The most memorable part of that particular semester was my involvement in the organization of a charity concert. I never did this kind of thing before. When we first hatched the idea in the library, it sounded so exciting, but gradually, the idea grew into such a huge monster that it was scary. Our organizing naiveté was exposed time after time, but we did get through it in the end and came out with a wealth of experience.
I also commenced my first pharmacy placement during the semester. We were to complete four different 3-week placements as part of the course, and for the first one, I got to do it in a rural community pharmacy in Bairnsdale. It was my first exposure to real life pharmacy and I found the placement quite interesting.

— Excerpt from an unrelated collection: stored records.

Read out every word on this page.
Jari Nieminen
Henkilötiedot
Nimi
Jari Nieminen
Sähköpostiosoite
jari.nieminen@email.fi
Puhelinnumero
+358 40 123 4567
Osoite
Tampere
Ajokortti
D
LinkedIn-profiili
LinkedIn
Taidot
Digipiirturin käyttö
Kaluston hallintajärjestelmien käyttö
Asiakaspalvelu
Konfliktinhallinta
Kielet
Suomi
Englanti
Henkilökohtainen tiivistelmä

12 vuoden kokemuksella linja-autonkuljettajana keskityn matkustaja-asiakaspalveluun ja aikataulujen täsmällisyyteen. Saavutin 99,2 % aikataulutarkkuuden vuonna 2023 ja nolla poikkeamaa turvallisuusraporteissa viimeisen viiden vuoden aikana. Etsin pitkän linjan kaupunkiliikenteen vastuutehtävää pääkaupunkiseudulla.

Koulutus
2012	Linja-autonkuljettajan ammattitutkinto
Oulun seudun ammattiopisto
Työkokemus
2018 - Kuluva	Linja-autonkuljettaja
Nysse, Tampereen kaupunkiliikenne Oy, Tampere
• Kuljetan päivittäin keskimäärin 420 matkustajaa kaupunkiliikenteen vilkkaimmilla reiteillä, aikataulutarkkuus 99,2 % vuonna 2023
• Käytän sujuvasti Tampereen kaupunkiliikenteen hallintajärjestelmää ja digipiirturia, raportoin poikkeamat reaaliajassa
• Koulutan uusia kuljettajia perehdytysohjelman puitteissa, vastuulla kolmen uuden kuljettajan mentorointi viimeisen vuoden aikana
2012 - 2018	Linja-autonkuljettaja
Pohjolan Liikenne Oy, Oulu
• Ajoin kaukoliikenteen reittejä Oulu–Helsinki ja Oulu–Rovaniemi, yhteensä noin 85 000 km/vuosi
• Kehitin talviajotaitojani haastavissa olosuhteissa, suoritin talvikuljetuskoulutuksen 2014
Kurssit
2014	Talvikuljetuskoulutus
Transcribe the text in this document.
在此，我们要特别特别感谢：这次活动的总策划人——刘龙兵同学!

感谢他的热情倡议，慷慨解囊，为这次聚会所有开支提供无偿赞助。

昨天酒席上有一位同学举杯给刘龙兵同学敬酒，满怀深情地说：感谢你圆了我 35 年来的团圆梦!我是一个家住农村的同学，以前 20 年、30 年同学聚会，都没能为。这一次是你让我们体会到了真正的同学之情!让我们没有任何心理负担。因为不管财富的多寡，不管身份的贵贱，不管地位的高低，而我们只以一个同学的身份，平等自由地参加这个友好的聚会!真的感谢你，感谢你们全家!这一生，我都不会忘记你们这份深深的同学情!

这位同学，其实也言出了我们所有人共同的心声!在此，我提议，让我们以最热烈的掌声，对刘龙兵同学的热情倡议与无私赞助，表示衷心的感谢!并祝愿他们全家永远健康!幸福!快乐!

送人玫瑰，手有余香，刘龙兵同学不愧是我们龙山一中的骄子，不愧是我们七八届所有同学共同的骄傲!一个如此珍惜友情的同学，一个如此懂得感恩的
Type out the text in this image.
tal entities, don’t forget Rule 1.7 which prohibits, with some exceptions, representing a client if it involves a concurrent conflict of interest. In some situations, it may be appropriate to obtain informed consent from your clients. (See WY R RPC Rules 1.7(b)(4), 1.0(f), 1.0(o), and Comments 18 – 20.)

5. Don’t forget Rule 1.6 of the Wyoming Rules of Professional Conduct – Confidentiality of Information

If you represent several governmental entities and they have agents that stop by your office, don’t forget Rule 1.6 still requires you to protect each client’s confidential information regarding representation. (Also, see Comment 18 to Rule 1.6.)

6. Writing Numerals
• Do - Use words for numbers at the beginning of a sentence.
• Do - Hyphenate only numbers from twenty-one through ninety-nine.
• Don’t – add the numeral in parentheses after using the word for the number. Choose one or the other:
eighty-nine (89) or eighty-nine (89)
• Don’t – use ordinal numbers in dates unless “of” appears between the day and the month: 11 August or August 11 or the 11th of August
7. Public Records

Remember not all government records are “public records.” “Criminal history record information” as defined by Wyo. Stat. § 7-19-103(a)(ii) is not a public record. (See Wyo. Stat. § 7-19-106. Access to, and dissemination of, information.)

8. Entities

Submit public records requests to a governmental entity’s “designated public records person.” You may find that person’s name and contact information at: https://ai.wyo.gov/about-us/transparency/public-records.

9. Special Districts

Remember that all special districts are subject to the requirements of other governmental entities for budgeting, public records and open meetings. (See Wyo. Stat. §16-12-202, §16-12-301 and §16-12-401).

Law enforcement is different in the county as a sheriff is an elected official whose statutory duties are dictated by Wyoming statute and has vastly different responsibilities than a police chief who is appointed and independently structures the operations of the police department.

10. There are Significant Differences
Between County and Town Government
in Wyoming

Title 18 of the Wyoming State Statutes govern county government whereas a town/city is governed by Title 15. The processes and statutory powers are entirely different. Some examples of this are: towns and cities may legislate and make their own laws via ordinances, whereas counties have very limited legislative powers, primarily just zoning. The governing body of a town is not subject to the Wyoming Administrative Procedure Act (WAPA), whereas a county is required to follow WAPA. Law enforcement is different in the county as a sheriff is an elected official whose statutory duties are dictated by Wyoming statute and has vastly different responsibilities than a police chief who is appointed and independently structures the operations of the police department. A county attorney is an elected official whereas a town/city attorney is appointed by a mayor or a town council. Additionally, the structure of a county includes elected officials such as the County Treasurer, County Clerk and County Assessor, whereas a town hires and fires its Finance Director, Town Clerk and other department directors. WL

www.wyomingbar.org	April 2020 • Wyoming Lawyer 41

At the end of the year, I applied and was accepted into another Summer Vacation Project. This time I was attached to the Royal Melbourne Hospital doing a project examining the outcome of patients using high cost medications. The project lasted six weeks and I got to present it in front of personnel from the pharmacy department in the hospital as well as the pharmacy practice department in Uni, which was an unforgettable experience.
Academically, it was not too bad as we have only nine weeks worth of material to study instead of the usual 12. We also have only 5 subjects compared to 6 in the first semester.
I continued to be involved in the Global Friendship Series and the Student Ambassador Program, which taught me a lot of things and enable me to have fun in Uni while making friends outside my usual circle. I also commenced work as a Disability Liaison Unit notes-taker, spending two hours a week on the job.
Overall, it was a very eventful semester, and the need to juggle my time certainly made me feel more like a pharmacy student. Or else most probably I will be bored to death. Studying pharmacy by itself doesn’t really need 24 hours per week.